The Fernandina giant tortoise, which has not been seen alive since 1906, has been spotted on its namesake island in the Galápagos, says the government of Ecuador.
The tortoise herself may be over 100 years old, according to a statement released Wednesday by Ecuador’s ministry of the environment.
The Fernandina tortoise, native to the Galápagos Islands, is considered critically endangered by the International Union for Conservation of Nature, and some feared it might be extinct.
The tortoise was found by park ranger Jeffeys Malaga and tortoise preservation expert Washington Tapia, members of the Giant Tortoise Restoration Initiative (GTRI). The collaborative project between Galápagos National Park and the Galápagos Conservancy, an American nonprofit, aims to breed tortoises in captivity and reintroduce them to islands where the animals have become endangered or entirely absent.

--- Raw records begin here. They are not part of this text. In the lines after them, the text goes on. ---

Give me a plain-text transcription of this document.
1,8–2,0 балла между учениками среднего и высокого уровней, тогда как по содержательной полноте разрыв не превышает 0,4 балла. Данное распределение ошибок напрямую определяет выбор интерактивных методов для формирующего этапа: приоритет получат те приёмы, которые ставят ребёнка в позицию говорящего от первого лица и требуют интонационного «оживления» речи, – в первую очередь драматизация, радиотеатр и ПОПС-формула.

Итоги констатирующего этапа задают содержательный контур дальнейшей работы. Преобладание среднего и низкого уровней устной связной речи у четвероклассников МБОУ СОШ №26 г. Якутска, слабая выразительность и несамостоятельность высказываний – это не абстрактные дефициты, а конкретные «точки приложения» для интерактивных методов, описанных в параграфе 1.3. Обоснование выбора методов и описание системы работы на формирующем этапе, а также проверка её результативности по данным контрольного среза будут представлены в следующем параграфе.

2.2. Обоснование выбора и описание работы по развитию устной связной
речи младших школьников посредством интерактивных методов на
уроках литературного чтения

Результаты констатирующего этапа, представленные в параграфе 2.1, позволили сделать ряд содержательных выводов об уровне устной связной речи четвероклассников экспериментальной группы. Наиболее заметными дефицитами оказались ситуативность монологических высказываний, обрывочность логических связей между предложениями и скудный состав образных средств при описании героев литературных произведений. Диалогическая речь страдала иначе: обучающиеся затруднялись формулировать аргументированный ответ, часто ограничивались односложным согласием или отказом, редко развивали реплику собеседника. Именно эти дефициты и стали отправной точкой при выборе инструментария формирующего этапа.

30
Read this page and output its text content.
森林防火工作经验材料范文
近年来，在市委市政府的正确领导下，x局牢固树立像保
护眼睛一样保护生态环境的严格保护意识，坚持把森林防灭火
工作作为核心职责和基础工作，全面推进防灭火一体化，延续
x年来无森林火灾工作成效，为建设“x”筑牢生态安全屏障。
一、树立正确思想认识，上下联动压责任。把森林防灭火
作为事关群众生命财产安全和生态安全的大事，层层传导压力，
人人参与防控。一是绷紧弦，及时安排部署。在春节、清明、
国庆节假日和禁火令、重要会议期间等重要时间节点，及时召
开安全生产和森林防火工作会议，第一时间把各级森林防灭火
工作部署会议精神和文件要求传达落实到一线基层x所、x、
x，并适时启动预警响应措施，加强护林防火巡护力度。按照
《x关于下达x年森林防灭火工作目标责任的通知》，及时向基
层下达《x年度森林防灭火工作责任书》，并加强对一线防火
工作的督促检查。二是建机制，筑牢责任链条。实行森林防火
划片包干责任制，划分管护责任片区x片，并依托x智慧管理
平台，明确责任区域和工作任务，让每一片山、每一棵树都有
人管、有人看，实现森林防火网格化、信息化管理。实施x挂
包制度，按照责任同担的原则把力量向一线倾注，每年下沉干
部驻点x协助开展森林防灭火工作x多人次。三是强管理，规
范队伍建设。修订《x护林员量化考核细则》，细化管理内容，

A sighting of the species from an airplane was reported in 2009, but it was never confirmed to be a Fernandina giant tortoise. The GTRI discovery marks the first confirmed sighting of the animal since 1906.
The team transferred the tortoise by boat to a breeding center on nearby Santa Cruz Island, and will search for possible mates for her.
Malaga and Tapia found some promising evidence that she may not be the sole survivor of her kind. The pair observed tortoise feces on Fernandina Island that could have been left by other individuals of the species, which is known scientifically as Chelonoidis phantasticus.
"This encourages us to strengthen our search plans to find other tortoises, which will allow us to start a breeding program in captivity to recover this species," said Danny Rueda, director of the Galapagos National Park, in a statement.
In a weird case of zoological kismet, another “giant” species long feared extinct also showed up this year—Wallace’s giant bee ( Megachile pluto).
Last seen in 1981 by entomologist Adam Messer, this Indonesian insect is the world’s largest known bee species. The wingspan of the female can reach 2.5 inches, though the male is only half as big.
Deforestation has resulted in major losses of the bee’s native habitat in the lowland forests of the North Maluku islands. After several expeditions launched specifically to find the Wallace’s giant bee, a team of biologists finally came across a female in January, and announced their find this week. She was occupying a termite nest in a tree.
“It was absolutely breathtaking to see this ‘flying bulldog’ of an insect that we weren’t sure existed any more,” Clay Bolt, the photographer who captured the first images of the bee, told The Guardian.
“To actually see how beautiful and big the species is in life, to hear the sound of its giant wings thrumming as it flew past my head, was just incredible.”